Bis 2024 soll die Licence Fee beim Stand von aktuell 159 Pfund (umgerechnet rund 190 Euro) pro Jahr eingefroren und danach bestenfalls für die letzten drei Jahre marginal erhöht werden. Für die BBC bedeutet das massive Einschnitte im Programm und nach britischen Medienberichten eine Entlassungswelle, die zwei- bis dreitausend der heute gut 22.000 Mitarbeitenden treffen könnte.
Dass die Licence Fee nicht mehr zeitgemäß ist, gestehen dabei auch die ärgsten BBC-Freunde ein. Sie ist nämlich immer noch aufs TV-Gerät bezogen, was der BBC in der digitalen Welt die gleichen Probleme bereitet, wie sie die Anstalten hierzulande vor der Umstellung auf den Rundfunkbeitrag hatten. Doch es geht Johnson nicht um ein zukunftsfähiges Finanzierungsmodell; sondern um die Zerschlagung der BBC als unabhängige, für die Konservativen wie für Labour oft unbequeme Stimme.
Keine Alleingänge in Deutschland
Nun ist die Mutter aller öffentlich-rechtlichen Anstalten stets Benchmark und so großes wie unerreichtes Vorbild für all das, was in Deutschland öffentlich-rechtliche Medien ausmacht. Auch ARD, ZDF und Deutschlandradio stehen seit Jahren zur Debatte und sollen grundlegend reformiert werden. Und die am Sonntagabend von Johnsons Kultur- und Medienministerin Nadine Dorries verkündeten Maßnahmen klingen nicht nur ein bisschen nach dem Parteiprogramm der FDP: Das empfiehlt schließlich auch einen auf die Hälfte geschrumpften öffentlich-rechtlichen Rundfunk.

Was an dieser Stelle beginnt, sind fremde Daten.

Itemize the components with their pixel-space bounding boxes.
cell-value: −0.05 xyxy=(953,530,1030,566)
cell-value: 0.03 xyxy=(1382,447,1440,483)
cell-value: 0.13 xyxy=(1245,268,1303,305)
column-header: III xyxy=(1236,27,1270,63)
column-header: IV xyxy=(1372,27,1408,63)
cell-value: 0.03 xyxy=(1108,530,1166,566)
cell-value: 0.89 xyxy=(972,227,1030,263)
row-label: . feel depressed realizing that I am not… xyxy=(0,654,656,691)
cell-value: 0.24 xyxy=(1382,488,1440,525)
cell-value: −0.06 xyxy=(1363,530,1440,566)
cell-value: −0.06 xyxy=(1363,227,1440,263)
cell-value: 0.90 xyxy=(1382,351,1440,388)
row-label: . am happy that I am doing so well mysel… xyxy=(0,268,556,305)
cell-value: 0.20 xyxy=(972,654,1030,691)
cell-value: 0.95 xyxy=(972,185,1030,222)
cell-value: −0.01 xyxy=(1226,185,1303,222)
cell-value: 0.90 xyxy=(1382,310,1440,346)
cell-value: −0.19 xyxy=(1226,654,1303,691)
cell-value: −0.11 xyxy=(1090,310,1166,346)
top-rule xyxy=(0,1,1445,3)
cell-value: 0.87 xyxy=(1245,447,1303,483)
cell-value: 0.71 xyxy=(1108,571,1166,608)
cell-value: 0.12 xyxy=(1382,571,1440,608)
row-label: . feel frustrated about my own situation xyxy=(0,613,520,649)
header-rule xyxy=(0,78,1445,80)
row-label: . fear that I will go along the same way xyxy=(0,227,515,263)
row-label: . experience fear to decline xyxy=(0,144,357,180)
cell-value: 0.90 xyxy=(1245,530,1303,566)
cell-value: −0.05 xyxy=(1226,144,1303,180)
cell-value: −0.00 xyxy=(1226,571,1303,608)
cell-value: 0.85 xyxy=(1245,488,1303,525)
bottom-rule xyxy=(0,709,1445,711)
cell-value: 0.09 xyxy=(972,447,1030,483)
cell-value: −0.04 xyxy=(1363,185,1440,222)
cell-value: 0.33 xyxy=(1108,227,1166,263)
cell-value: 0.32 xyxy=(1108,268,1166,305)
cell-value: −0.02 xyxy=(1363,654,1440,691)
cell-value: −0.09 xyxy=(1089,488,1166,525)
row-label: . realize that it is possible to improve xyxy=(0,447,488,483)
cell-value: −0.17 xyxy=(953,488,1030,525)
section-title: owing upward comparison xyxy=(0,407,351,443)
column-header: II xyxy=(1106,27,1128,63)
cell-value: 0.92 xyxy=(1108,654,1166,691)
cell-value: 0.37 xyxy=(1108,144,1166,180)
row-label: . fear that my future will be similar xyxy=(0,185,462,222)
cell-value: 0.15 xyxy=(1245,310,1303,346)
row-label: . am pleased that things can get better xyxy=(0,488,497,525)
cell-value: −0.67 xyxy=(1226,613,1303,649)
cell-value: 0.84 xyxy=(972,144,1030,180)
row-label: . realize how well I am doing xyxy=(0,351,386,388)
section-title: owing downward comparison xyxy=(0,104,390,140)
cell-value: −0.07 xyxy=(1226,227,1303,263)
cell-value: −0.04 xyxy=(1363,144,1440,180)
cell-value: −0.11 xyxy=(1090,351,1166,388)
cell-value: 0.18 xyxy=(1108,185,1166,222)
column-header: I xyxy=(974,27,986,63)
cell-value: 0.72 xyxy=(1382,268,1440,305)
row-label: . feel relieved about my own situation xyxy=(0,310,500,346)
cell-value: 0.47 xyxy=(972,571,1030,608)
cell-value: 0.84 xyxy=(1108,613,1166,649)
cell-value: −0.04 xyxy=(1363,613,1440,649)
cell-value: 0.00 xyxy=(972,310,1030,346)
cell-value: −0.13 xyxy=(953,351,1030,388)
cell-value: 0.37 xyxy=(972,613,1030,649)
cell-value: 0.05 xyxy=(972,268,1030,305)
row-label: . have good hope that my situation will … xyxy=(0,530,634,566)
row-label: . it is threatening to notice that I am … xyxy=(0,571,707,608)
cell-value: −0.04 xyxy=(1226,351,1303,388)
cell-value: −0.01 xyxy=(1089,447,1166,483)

Macht Johnsons Kahlschlagpolitik jetzt also der Debatte um die Zukunft der Öffentlich-Rechtlichen in Deutschland Beine? Die Antwort lautet: Ja, aber vermutlich ganz anders als gedacht. Zwar hat Johnsons Truppe die Austrocknung der BBC lange vorbereitet. Die Anstalt bekam einen der konservativen Partei genehmen Intendanten, der bei der BBC Director General heißt. Tim Davie war für die Partei selbst mal als Lokalpolitiker aktiv. Doch die jetzt so durchsichtig verkündeten BBC-Pläne, die von Johnsons diversen Skandalen und Fettnäpfchen in Sachen Corona ablenken und vergrätzte Tory-Gemüter beruhigen sollen, dürften im Gegenteil die Position von ARD und ZDF stärken.
Die deutschen Anstalten sollen seit Jahren reformiert werden. Sie müssen es auch. Zuständig dafür sind aber keine zentralen Instanzen auf nationaler Ebene wie in Großbritannien, sondern die 16 Bundesländer. Schon das bremst drastische Alleingänge aus, seien sie durchdacht-heroisch oder dumm. Die zuständige Rundfunkkommission der Bundesländer hat für eine solche Reform konkrete Vorschläge gemacht. Letzten Freitag erst endete eine Onlinekonsultation, an der sich alle Menschen beteiligen konnten.
Zwar kann von einer wirklich breiten gesellschaftlichen Debatte über Sinn, Zweck und künftigen Zuschnitt der öffentlich-rechtlichen Medien leider keine Rede sein. Doch Johnsons Frontalangriff auf die BBC wird bei den medienpolitischen Entscheidungsträger*innen eher dafür sorgen, dass sie den Anstalten den Rücken stärken. Wohl kein*e Politiker*in möchte in diesen Tagen in einem Atemzug mit Boris Johnson genannt werden.
Der zu erwartende Zuspruch zu öffentlich-rechtlichen Medien made in Germany darf nun aber nicht dazu führen, dass die ohnehin schleppend laufende Reformdebatte vollends wieder einschläft. Das wäre auch nicht im Interesse von ARD, ZDF & Co. Sie können sich aus sich heraus nicht reformieren und brauchen einen neuen Konsens, eine Art neuen Gesellschaftsvertrag mit der Gesellschaft.
Erste Ansätze dazu gibt es, Initiativen wie #UnsereMedien gehen mit ihren Vorschlägen auch deutlich weiter als die klassische Medienpolitik. Und die hält sich mit rein parteipolitisch-dogmatischen Volten aus der Debatte – anders als in UK – besser mal raus.